Stacking arrays vertically or horizontally:

In [29]:
arr1 = np.array([1, 2, 3])
arr2 = np.array([4, 5, 6])
vertical_stack = np.vstack((arr1, arr2))  # Stack arrays vertically
horizontal_stack = np.hstack((arr1, arr2))  # Stack arrays horizontally
print(vertical_stack)
print(horizontal_stack)


[[1 2 3]
 [4 5 6]]
[1 2 3 4 5 6]


Applying element-wise functions to arrays:

In [30]:
arr = np.array([1, 2, 3])
square_fn = np.vectorize(lambda x: x**2)
result = square_fn(arr)
result


array([1, 4, 9])

# Pandas

Pandas is a powerful Python library for data manipulation and analysis. It provides data structures and functions to efficiently work with structured data.

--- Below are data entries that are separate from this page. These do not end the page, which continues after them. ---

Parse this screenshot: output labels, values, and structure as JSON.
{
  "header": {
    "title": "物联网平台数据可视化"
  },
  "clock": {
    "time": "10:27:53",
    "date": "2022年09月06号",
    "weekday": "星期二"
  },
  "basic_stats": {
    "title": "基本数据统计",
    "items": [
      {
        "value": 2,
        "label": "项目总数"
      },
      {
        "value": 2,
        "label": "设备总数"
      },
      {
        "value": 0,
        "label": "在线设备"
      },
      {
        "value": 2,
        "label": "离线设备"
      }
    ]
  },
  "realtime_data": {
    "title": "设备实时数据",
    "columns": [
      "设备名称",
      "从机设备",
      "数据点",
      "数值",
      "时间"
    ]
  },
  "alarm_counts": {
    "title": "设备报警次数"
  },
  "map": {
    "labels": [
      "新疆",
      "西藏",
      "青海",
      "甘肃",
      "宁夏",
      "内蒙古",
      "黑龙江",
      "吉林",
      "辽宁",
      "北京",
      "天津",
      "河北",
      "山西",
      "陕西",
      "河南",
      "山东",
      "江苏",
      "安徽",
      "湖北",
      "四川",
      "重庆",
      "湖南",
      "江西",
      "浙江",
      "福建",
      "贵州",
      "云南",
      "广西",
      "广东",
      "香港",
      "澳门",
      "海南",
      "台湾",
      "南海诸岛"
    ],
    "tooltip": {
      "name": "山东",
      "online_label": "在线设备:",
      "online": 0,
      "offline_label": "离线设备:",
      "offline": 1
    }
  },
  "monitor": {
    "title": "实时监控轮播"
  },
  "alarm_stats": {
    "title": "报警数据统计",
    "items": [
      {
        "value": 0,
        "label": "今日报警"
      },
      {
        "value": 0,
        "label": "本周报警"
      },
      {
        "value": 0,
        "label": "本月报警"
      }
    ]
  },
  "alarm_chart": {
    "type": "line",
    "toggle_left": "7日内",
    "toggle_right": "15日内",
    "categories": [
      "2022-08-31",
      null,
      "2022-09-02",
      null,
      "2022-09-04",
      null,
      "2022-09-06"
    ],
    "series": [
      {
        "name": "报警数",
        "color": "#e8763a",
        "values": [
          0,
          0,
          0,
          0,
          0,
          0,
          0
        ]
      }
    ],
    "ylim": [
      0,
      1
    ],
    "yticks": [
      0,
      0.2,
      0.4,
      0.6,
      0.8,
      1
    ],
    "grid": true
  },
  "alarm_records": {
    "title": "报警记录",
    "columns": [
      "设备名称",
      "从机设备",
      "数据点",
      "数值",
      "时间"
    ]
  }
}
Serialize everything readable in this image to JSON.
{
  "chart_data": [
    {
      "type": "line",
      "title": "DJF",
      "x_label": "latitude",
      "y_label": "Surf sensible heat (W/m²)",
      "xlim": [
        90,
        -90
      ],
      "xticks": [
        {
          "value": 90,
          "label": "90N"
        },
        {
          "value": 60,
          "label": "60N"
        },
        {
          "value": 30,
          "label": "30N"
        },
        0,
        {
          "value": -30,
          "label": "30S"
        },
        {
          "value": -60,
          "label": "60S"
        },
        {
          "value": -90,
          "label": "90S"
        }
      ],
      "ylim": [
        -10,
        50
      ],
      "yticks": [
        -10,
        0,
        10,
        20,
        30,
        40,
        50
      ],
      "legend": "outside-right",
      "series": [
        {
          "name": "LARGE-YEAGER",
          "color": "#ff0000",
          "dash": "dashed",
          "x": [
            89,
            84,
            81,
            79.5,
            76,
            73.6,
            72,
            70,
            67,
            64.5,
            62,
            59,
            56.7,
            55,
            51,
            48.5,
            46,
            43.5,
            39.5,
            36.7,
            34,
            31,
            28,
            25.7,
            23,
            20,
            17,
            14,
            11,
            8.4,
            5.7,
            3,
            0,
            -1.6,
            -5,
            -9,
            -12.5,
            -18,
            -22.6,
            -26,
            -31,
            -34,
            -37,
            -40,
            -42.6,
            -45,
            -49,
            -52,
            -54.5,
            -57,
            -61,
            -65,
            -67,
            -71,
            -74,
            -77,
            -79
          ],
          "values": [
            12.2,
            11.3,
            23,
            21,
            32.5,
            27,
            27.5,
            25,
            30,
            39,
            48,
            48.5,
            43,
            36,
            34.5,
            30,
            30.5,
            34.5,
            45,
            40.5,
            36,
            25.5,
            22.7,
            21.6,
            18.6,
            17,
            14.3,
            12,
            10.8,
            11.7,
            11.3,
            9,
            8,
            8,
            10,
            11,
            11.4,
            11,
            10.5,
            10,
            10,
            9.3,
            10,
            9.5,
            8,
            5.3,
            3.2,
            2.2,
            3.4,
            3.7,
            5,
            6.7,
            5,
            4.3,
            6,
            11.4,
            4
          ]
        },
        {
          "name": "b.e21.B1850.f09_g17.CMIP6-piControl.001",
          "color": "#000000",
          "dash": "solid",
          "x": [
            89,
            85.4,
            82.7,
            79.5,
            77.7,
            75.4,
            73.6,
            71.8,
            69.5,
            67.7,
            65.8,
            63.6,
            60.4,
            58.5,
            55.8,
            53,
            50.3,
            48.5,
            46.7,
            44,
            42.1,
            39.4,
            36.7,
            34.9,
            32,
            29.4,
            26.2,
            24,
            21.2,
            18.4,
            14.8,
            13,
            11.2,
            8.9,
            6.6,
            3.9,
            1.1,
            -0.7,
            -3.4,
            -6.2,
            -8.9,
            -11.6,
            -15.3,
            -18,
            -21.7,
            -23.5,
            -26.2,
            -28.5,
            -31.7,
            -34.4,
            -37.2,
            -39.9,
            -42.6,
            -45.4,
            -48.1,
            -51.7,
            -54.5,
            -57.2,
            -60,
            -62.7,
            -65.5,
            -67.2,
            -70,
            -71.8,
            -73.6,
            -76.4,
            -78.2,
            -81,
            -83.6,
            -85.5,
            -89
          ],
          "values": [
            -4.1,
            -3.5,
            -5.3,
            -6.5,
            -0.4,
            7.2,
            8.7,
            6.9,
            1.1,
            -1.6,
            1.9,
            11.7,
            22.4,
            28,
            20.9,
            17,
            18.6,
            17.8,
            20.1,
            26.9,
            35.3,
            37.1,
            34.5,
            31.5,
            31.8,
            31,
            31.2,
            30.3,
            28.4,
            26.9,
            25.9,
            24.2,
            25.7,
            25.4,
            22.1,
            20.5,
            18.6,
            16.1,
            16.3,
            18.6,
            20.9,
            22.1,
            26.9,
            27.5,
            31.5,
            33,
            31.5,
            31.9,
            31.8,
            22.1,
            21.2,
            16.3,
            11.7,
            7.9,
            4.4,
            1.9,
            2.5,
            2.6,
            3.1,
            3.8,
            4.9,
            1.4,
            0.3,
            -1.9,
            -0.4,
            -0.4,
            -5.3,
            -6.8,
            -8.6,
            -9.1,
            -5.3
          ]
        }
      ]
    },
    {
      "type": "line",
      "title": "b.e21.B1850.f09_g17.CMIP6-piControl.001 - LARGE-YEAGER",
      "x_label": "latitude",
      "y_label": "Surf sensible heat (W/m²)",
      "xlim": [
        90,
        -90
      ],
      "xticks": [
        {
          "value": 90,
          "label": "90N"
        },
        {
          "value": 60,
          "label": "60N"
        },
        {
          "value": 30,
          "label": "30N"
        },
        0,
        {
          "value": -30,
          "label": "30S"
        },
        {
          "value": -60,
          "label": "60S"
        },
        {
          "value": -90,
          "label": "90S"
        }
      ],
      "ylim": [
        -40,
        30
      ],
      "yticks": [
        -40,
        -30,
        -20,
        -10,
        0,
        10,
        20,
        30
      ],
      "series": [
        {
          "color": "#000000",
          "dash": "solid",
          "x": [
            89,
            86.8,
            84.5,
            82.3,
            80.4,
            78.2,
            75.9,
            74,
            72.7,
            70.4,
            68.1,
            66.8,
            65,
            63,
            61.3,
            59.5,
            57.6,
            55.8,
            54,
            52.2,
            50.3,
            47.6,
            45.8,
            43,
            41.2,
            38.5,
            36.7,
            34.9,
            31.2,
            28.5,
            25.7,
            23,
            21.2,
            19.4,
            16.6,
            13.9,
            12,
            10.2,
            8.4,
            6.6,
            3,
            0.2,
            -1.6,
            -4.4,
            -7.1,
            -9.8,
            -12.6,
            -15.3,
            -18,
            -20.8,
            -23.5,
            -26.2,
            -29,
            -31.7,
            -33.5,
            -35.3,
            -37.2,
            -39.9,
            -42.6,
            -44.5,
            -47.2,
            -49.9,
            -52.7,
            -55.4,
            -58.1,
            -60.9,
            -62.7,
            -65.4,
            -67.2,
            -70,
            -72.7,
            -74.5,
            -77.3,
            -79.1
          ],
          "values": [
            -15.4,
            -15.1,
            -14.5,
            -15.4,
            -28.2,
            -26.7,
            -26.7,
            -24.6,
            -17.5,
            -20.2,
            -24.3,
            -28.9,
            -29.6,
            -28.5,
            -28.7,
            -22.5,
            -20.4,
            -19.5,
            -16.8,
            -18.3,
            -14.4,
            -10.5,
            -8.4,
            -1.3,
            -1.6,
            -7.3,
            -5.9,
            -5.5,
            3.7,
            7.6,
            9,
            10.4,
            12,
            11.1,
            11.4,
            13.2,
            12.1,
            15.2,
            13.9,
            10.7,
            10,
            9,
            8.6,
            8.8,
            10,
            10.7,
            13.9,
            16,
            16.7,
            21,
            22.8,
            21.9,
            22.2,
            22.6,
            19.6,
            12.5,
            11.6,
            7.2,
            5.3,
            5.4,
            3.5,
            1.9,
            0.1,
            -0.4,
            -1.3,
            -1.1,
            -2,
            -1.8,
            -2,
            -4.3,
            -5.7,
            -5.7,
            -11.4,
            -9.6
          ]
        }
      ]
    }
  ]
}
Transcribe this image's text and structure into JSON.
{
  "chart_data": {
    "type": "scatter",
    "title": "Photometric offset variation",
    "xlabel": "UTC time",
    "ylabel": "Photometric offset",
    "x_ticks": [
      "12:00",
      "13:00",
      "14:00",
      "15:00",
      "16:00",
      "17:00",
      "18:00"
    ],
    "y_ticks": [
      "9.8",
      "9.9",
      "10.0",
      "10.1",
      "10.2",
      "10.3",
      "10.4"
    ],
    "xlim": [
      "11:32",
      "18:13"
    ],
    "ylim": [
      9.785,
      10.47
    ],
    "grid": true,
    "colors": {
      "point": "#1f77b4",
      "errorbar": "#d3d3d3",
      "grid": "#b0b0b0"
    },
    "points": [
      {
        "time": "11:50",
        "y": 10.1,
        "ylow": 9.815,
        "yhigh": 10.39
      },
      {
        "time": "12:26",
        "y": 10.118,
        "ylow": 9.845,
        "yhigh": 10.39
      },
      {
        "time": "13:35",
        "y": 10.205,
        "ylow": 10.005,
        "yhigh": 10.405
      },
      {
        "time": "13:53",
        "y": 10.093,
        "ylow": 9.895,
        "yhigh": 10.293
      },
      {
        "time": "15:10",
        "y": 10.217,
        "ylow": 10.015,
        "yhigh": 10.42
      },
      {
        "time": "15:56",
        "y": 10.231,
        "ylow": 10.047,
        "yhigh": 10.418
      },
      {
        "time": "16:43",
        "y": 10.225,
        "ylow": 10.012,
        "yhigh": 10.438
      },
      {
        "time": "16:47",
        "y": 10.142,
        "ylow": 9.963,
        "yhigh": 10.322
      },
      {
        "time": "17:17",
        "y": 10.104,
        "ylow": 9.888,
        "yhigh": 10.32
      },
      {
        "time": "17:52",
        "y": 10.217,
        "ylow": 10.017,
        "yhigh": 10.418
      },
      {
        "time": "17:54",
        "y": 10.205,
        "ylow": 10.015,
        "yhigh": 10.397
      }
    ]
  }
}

1. Pandas is built on top of NumPy and introduces two main data structures: Series and DataFrame.
2. A Series is a one-dimensional labeled array that can hold any data type. It is similar to a column in a spreadsheet or a database table.
3. A DataFrame is a two-dimensional labeled data structure with columns of potentially different types. It represents a tabular data structure, similar to a spreadsheet or a SQL table.
4. Pandas provides functions to read data from various file formats such as CSV, Excel, SQL databases, and more.
5. It allows for easy indexing, slicing, and filtering of data using intuitive syntax and powerful querying capabilities.
6. Pandas supports handling missing data through techniques like data imputation or dropping missing values.
7. It provides functionality for data alignment, merging, and joining of multiple datasets based on common columns or indices.
8. Pandas offers a wide range of statistical and mathematical functions for data aggregation, summarization, and analysis.
9. Visualization of data is made easy with Pandas, as it integrates well with other libraries like Matplotlib and Seaborn.
10. Pandas is widely used in data analysis, data preprocessing, feature engineering, and exploratory data analysis tasks, making it an essential tool in the data science ecosystem.

Pandas simplifies working with structured data, making it a popular choice for data manipulation and analysis tasks in Python.